Streamlit + Llama 3, takes too much gpu memory?

Thanks for taking the time out of your day to read this,

I had integrated meta-llama/Meta-Llama-3-8B-Instruct, on to my pc, which went perfect. I had decided I had wanted to integrate a streamlit ui, to make it easier to access this. However I came upon a plethora of issues, mainly regarding the quantization of such. It stated I didn’t have enough ram, I was wondering if there are any settings I can alter within my code to make this possible, or if i should just use a different model. I do understand that Llama 3 is a huge model, but does streamlit push the llama model too much where it cant even make a ui?

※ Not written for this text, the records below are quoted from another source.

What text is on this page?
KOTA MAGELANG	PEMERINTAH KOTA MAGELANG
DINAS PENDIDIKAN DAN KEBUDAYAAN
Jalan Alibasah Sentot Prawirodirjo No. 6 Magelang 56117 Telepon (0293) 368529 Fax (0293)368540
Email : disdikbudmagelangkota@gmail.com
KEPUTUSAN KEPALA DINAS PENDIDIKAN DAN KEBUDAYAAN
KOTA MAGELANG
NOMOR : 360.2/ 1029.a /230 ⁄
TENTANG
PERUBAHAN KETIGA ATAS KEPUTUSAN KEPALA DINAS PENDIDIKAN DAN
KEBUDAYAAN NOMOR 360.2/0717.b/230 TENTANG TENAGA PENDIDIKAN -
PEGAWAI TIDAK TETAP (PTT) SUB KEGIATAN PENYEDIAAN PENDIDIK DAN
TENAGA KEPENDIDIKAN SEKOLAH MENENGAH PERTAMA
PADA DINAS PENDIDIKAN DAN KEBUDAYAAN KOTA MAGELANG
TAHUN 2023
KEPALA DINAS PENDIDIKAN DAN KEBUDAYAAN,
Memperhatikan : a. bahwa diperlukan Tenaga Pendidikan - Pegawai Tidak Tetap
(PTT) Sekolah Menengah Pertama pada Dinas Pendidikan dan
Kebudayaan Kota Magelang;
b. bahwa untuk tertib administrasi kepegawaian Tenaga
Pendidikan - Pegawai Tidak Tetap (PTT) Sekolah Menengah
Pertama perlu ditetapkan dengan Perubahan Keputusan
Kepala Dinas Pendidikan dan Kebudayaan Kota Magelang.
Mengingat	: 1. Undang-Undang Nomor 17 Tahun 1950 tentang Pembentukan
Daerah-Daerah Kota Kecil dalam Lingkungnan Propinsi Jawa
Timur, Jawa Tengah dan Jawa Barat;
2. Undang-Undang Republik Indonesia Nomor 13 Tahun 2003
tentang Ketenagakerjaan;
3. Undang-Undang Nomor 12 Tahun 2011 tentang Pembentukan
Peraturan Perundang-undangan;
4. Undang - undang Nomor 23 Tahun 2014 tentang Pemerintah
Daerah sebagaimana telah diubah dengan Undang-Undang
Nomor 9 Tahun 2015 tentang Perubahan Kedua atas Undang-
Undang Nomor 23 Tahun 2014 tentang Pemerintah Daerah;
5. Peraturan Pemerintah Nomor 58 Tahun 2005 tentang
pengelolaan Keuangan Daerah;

Here are my quantization settings using bnb config: bnb_config = BitsAndBytesConfig(
load_in_4bit=True,
bnb_4bit_use_double_quant=True,
bnb_4bit_quant_type=‘nf4’,
bnb_4bit_compute_dtype=torch.bfloat16
)
and here is my text generator class:
text_generator = pipeline(
task=“text-generation”,
model=model,
tokenizer=tokenizer,
max_new_tokens=64, *note this was originally 128, but i decreased this
)
I had tried implementing loading in 8 bit fp 32, but it seems that the llama model doesn’t support that.

As I end this post, I have a 2060 super with 8 dedicated gpu memory, any tips would be helpful.
Thankful for your time!